PEM following either physical or mental exertion is pretty much the same for me including aching limbs. I don't tend to get swollen lymph nodes with either but even if I did the same signalling mechanisms may be involved :

Emerging roles for HMGB1 protein in immunity, inflammation, and cancer

HMGB1 triggers inflammation, attracting other cells, inducing tissue repair, recruiting stem cells, and promoting their proliferation. HMGB1 also activates dendritic cells and promotes their functional maturation and their response to lymph node chemokines. Therefore, HMGB1 acts in an autocrine/paracrine fashion and sustains long-term repair and defense programs.

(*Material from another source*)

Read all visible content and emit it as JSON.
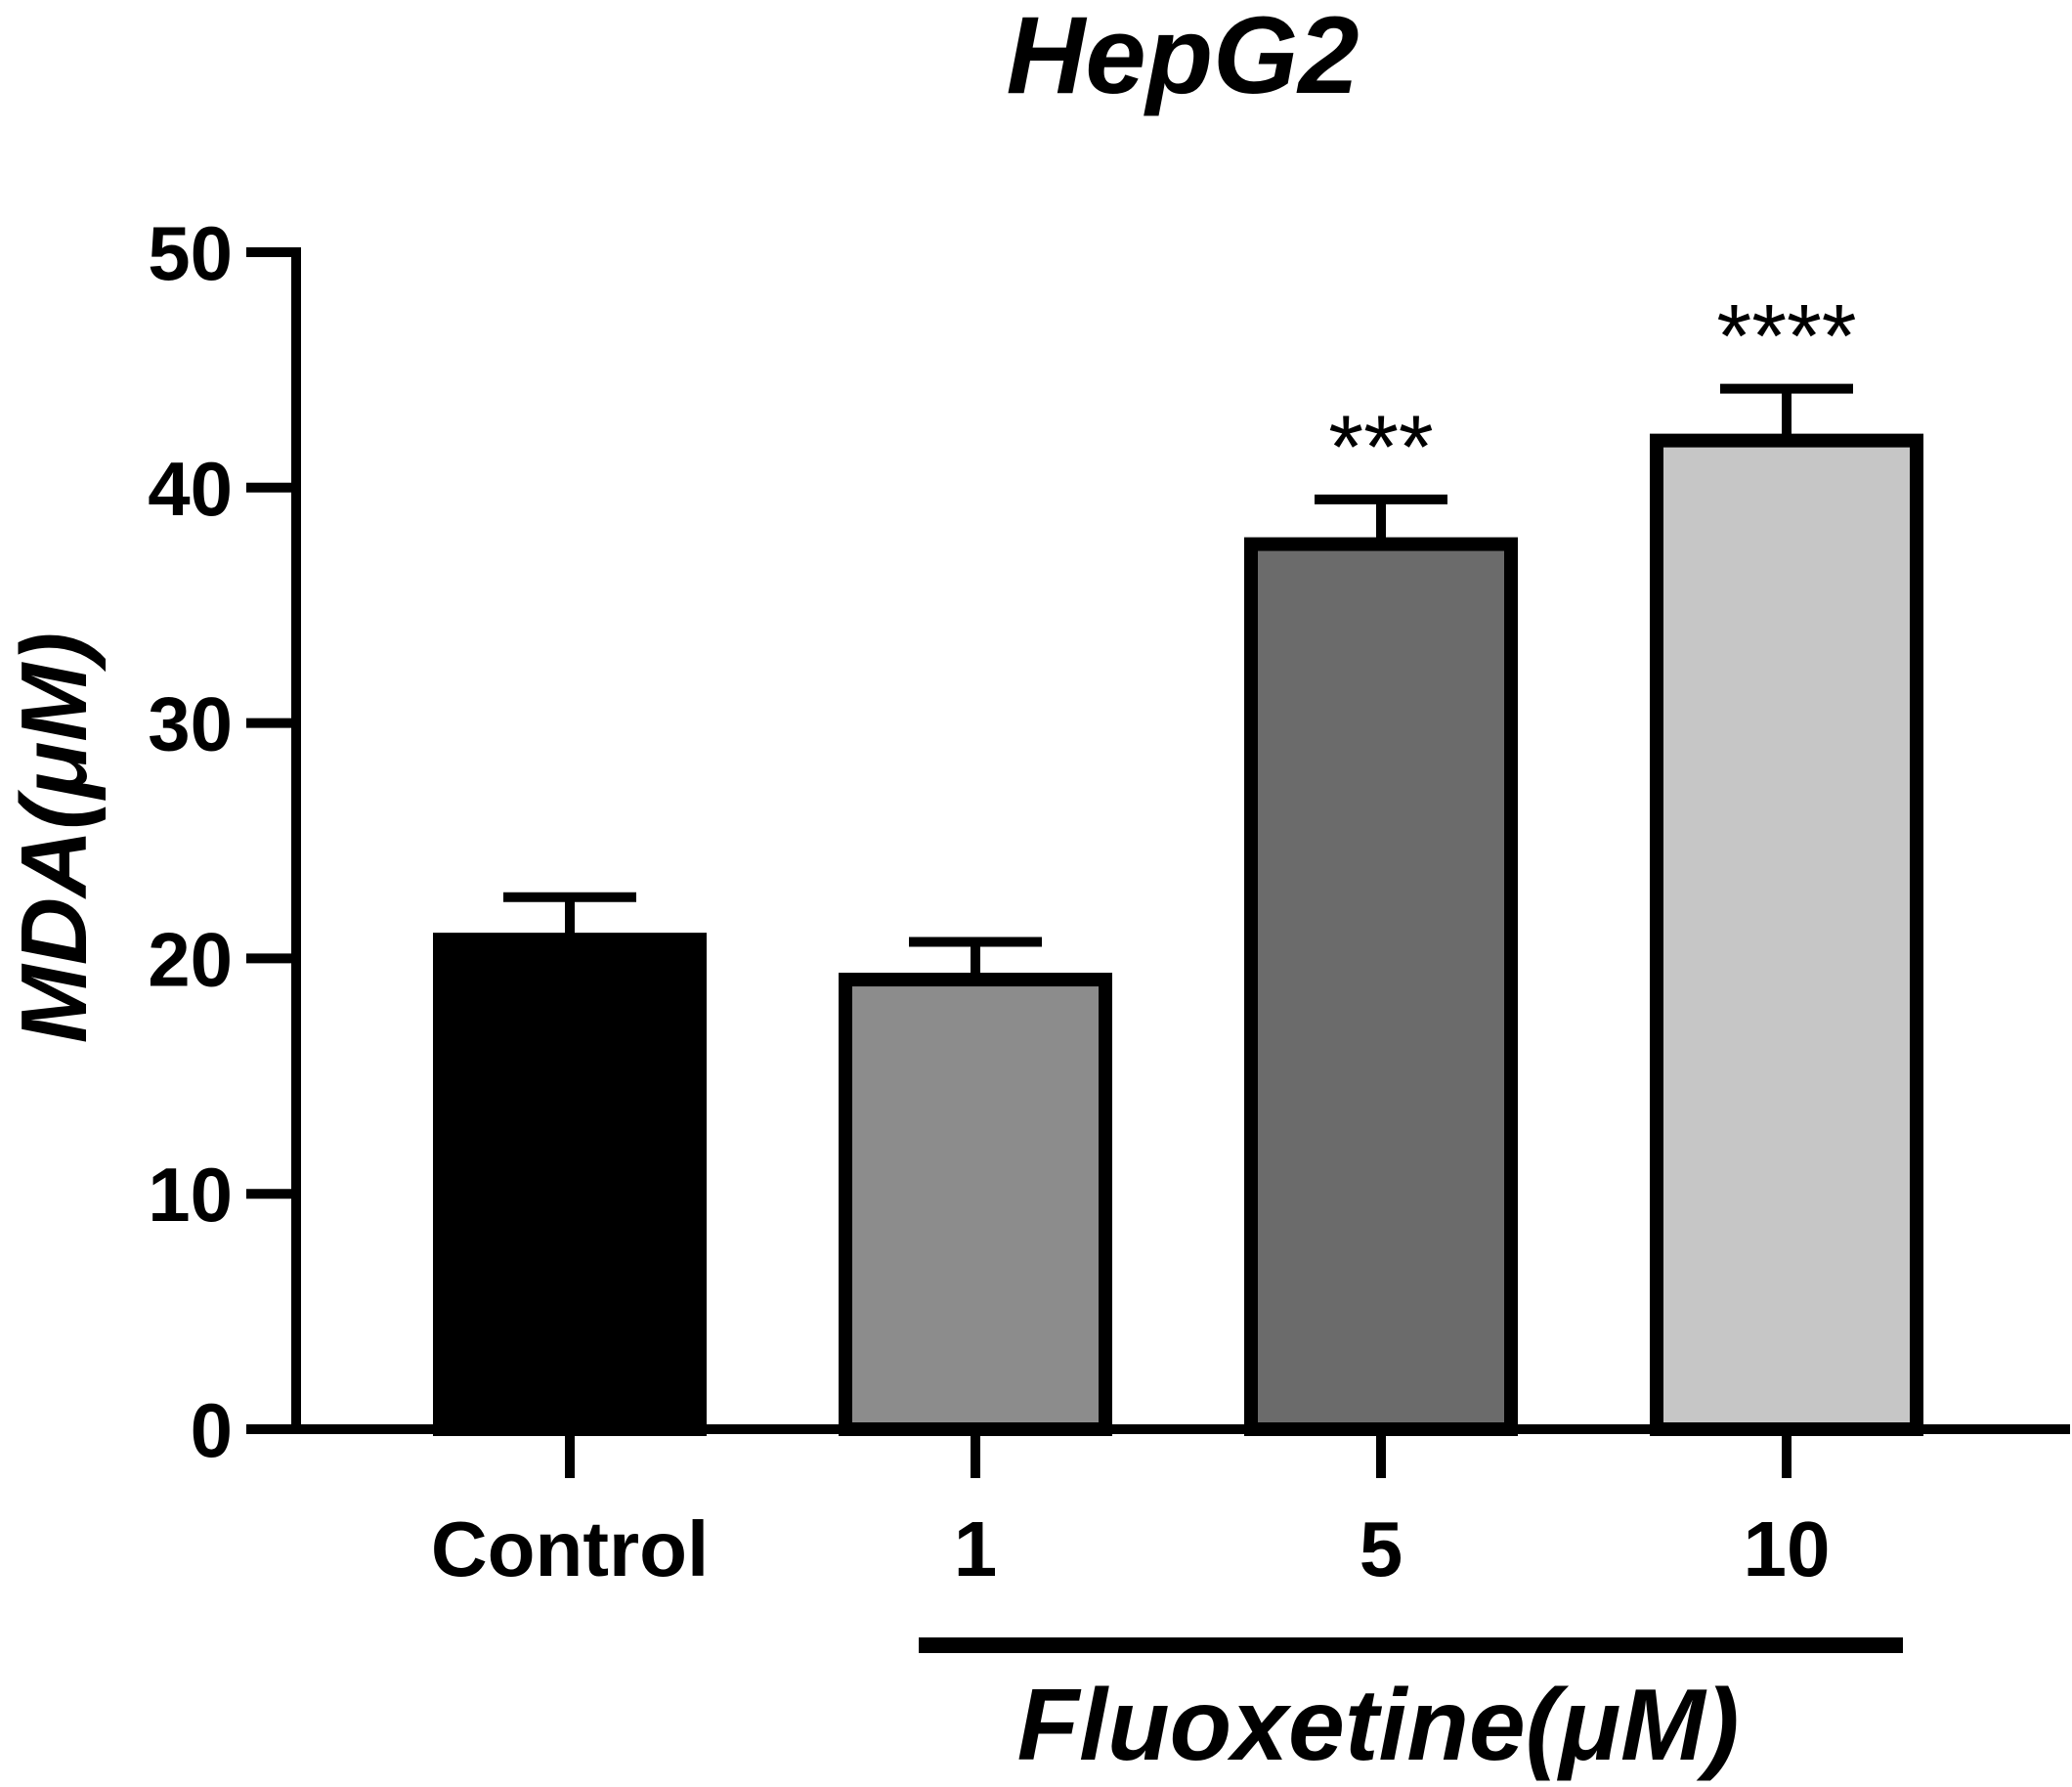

HMGB1 secretion is critical for the immunity system because dendritic cells, when reaching the lymph nodes, secrete HMGB1, sustaining the proliferation of antigen-specific T-cells, to prevent their activation-dependent apoptosis, and to promote their polarization toward a T-helper 1 phenotype.46

https://www.dovepress.com/emerging-...and-cancer-peer-reviewed-fulltext-article-ITT
 

Mij

Senior Member
Messages
2,353
ME patients can experience the same or even greater levels of PEM and symptom exacerbation from mental exertion as with physical, so it makes one wonder that the underlying mechanism might not be anything only driven or affected by exercise.

My understanding is that the brain uses up more energy than any other organ. When I over use my brain, even when socializing it affects my gait. My equilibrium goes and I start to stagger when I walk. I also get sore calves. I don't know if this is true PEM though since the symptoms occur soon after. Either way, it's still debilitating.
 

Sidereal

Senior Member
Messages
4,856
My understanding is that the brain uses up more energy than any other organ. When I over use my brain, even when socializing it affects my gait. My equilibrium goes and I start to stagger when I walk. I also get sore calves. I don't know if this is true PEM though since the symptoms occur soon after. Either way, it's still debilitating.

Same here, it's a really debilitating & isolating symptom. I can't really socialise because the exertion of trying to keep my brain engaged with conversation will cause me to start slurring my words and get dizzy, confused and ataxic. I'm ok with brief one-on-one conversation or phone calls but anything more than that is exhausting and overwhelming to the senses.